Mary is the Ark of the New Covenant, who carries within her womb something more than the manna which fed the chosen people in the desert.  She carries within the Bread from Heaven, the bread of eternal life, the food without which no man can live (cf. John 6)

Mary is the Ark of the New Covenant, who carries within her womb something more than the symbol of Aaron’s High Priesthood.  She carries the Christ, the great High Priest of the new and eternal covenant to be offered in his own blood.

This is why when Mary goes to visit Elizabeth, John the Baptist dances in his mother's womb like David before the ark.  And this is the meaning of Elizabeth's greeting, in words almost identical to David's before the Ark: "Who am I that the mother of my Lord should come to me?" (cf. 2 Sam 6:9 and Luke 1:43.)

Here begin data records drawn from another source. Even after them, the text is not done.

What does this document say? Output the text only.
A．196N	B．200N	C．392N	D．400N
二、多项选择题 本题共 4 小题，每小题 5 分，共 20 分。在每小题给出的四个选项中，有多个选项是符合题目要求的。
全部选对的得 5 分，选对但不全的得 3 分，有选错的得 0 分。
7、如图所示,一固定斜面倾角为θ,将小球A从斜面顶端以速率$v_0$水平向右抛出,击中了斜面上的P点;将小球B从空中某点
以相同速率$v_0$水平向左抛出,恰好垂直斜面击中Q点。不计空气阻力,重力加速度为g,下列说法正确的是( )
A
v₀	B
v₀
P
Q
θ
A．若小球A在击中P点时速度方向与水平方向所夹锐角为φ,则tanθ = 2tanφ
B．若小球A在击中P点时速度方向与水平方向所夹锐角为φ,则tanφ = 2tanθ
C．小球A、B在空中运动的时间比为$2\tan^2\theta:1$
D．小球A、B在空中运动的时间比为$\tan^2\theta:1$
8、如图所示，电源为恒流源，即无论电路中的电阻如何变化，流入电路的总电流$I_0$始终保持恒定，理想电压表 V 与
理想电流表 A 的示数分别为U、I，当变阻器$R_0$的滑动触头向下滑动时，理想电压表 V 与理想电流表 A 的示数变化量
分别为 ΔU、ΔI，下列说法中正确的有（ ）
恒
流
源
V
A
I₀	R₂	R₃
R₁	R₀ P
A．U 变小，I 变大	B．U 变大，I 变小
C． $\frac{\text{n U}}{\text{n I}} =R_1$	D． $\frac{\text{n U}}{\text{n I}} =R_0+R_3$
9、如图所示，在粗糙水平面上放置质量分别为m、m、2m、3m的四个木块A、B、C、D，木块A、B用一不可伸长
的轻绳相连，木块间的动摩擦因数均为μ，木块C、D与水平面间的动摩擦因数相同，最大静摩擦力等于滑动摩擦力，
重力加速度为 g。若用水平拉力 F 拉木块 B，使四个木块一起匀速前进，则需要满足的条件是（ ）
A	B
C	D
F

And we see the same thing in the last book of the Bible, the Book of Revelation, written by Saint John the Apostle, the one whom tradition tells us took care of the Blessed Virgin until she fell asleep and was assumed into heaven.  At the end of the eleventh chapter of his apocalypse, John describes a vision in which God's temple in heaven is opened, and the Ark of the Covenant is."  The next words John writes, at the beginning of what would later be designated as chapter twelve, are these: "And a great sign appeared in heaven, a woman clothed with the sun, with the moon under her feet, and on her head a crown of twelve stars; she was with child." (Rev. 12:1–2). The woman is Mary, the Ark of the Covenant, whose assumption would be witnessed by the writer of these words.

Thus the Bible begins with a real woman and a real man, and ends with a real woman and a real man: the old Eve and the old Adam, the parents of selfishness and sin and death.  And the new Adam, the Christ, through whose death we know life and by whose blood the original inheritance if sin has been washed away. And the New Eve, the last woman of the scriptures, who bore the Word in her womb, the Ark of our Salvation.

So, in the words of Saint Athanasius, 'let us praise the noble Virgin...truly greater than any greatness....this dwelling place of God the Word....the Ark of the new covenant, clothed with purity instead of gold!  For this ark is the golden vessel containing the true manna, the flesh in which divinity resides.' (Saint Athanasius of Alexandria, Homily of the Papyrus of Turin.)